Jerry Brown (D)
LOS ANGELES (Legal Newsline)-It appears that the California governor's race will be at least partly about young versus old, experience versus inexperience.
California's history has shown that few mayors have actually won the race for governor.
The Los Angeles Times reports that Garry South, a key Newsom adviser, was quoted as saying, "These historic precedents, are not determinative, but they are informative."
Gavin Newsom, the mayor of San Francisco who is 41, is expected to run against the yet declared Attorney General Jerry Brown, who is 71.
But voters are making it clear they want a government that works, most recently when Barack Obama defeated two older and much more experienced opponents for the White House. But when change is perceived as too risky, political analysts say.
"When voters perceive change as too much risk, they pull back, unless they are so fed up they don't care," said University of Southern California political scientist Sherry Bebitch Jeffe.
In an interview earlier this year, Newsom made age an issue in his potential race against Brown, a former governor.

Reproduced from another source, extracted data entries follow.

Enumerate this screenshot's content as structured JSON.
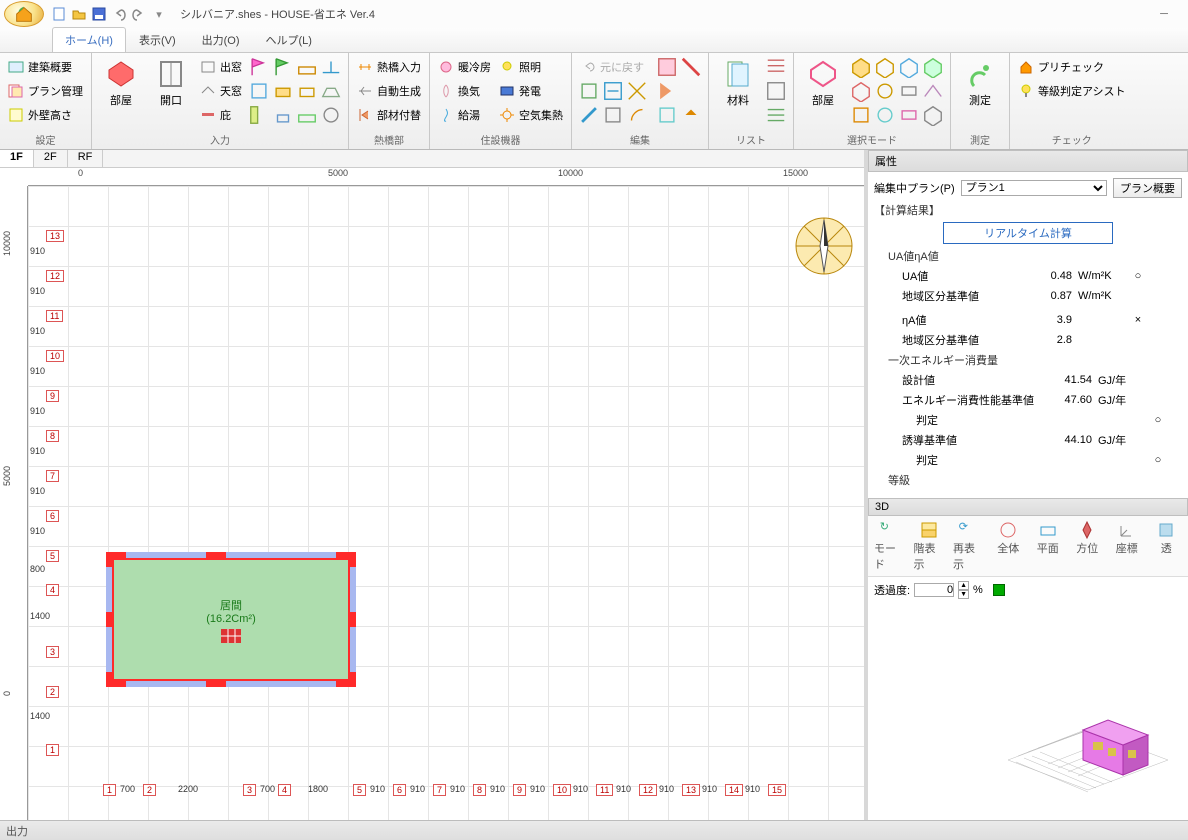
{
  "title": "シルバニア.shes - HOUSE-省エネ Ver.4",
  "tabs": {
    "home": "ホーム(H)",
    "view": "表示(V)",
    "output": "出力(O)",
    "help": "ヘルプ(L)"
  },
  "ribbon": {
    "settings": {
      "label": "設定",
      "b1": "建築概要",
      "b2": "プラン管理",
      "b3": "外壁高さ"
    },
    "input": {
      "label": "入力",
      "room": "部屋",
      "opening": "開口",
      "bay": "出窓",
      "sky": "天窓",
      "eave": "庇"
    },
    "bridge": {
      "label": "熱橋部",
      "b1": "熱橋入力",
      "b2": "自動生成",
      "b3": "部材付替"
    },
    "equip": {
      "label": "住設機器",
      "hvac": "暖冷房",
      "vent": "換気",
      "hw": "給湯",
      "light": "照明",
      "pv": "発電",
      "solar": "空気集熱"
    },
    "edit": {
      "label": "編集",
      "undo": "元に戻す"
    },
    "list": {
      "label": "リスト",
      "mat": "材料"
    },
    "selmode": {
      "label": "選択モード",
      "room": "部屋"
    },
    "measure": {
      "label": "測定",
      "btn": "測定"
    },
    "check": {
      "label": "チェック",
      "pre": "プリチェック",
      "grade": "等級判定アシスト"
    }
  },
  "floors": {
    "f1": "1F",
    "f2": "2F",
    "rf": "RF"
  },
  "ruler_h": [
    "0",
    "5000",
    "10000",
    "15000"
  ],
  "ruler_v": [
    "0",
    "5000",
    "10000"
  ],
  "grid_v": [
    "13",
    "12",
    "11",
    "10",
    "9",
    "8",
    "7",
    "6",
    "5",
    "4",
    "3",
    "2",
    "1"
  ],
  "grid_v_dims": [
    "910",
    "910",
    "910",
    "910",
    "910",
    "910",
    "910",
    "910",
    "800",
    "1400",
    "1400"
  ],
  "grid_h": [
    "1",
    "2",
    "3",
    "4",
    "5",
    "6",
    "7",
    "8",
    "9",
    "10",
    "11",
    "12",
    "13",
    "14",
    "15"
  ],
  "grid_h_dims": [
    "700",
    "2200",
    "700",
    "1800",
    "910",
    "910",
    "910",
    "910",
    "910",
    "910",
    "910",
    "910",
    "910",
    "910"
  ],
  "room": {
    "name": "居間",
    "area": "(16.2Cm²)"
  },
  "attr": {
    "title": "属性",
    "editing_plan_label": "編集中プラン(P)",
    "plan_selected": "プラン1",
    "plan_overview": "プラン概要",
    "calc_results": "【計算結果】",
    "realtime": "リアルタイム計算",
    "ua_group": "UA値ηA値",
    "ua_label": "UA値",
    "ua_val": "0.48",
    "ua_unit": "W/m²K",
    "ua_mark": "○",
    "region_label": "地域区分基準値",
    "region_val": "0.87",
    "region_unit": "W/m²K",
    "eta_label": "ηA値",
    "eta_val": "3.9",
    "eta_mark": "×",
    "eta_region_val": "2.8",
    "energy_group": "一次エネルギー消費量",
    "design_label": "設計値",
    "design_val": "41.54",
    "gj": "GJ/年",
    "perf_std_label": "エネルギー消費性能基準値",
    "perf_std_val": "47.60",
    "judge_label": "判定",
    "judge_mark": "○",
    "induce_label": "誘導基準値",
    "induce_val": "44.10",
    "grade_label": "等級"
  },
  "d3": {
    "title": "3D",
    "mode": "モード",
    "floor": "階表示",
    "redisp": "再表示",
    "all": "全体",
    "plan": "平面",
    "dir": "方位",
    "coord": "座標",
    "trans": "透",
    "opacity_label": "透過度:",
    "opacity_val": "0",
    "pct": "%"
  },
  "output_label": "出力"
}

"The fact is Jerry Brown was governor in the '70s and I was a teenager in the '70s, or barely a teenager," he said. "We are of different generations. Who knows what that means to voters......I think it would be unnatural of me not to make that point."
Brown used the youth and change card in his early career, but these days he is banking on his vast experience, the Times noted.
Californians have tended to side with the through-the-ranks, experienced politicians as their governors. But with time times being as they are voters could go either way. It will definitely depend on the mood of the voter.
Republican Gov. Arnold Schwarzenegger is unable to seek reelection because of term limits. Brown, who was California governor from 1975 to 1983, held office before the term limits law was enacted, thus allowing him to run again.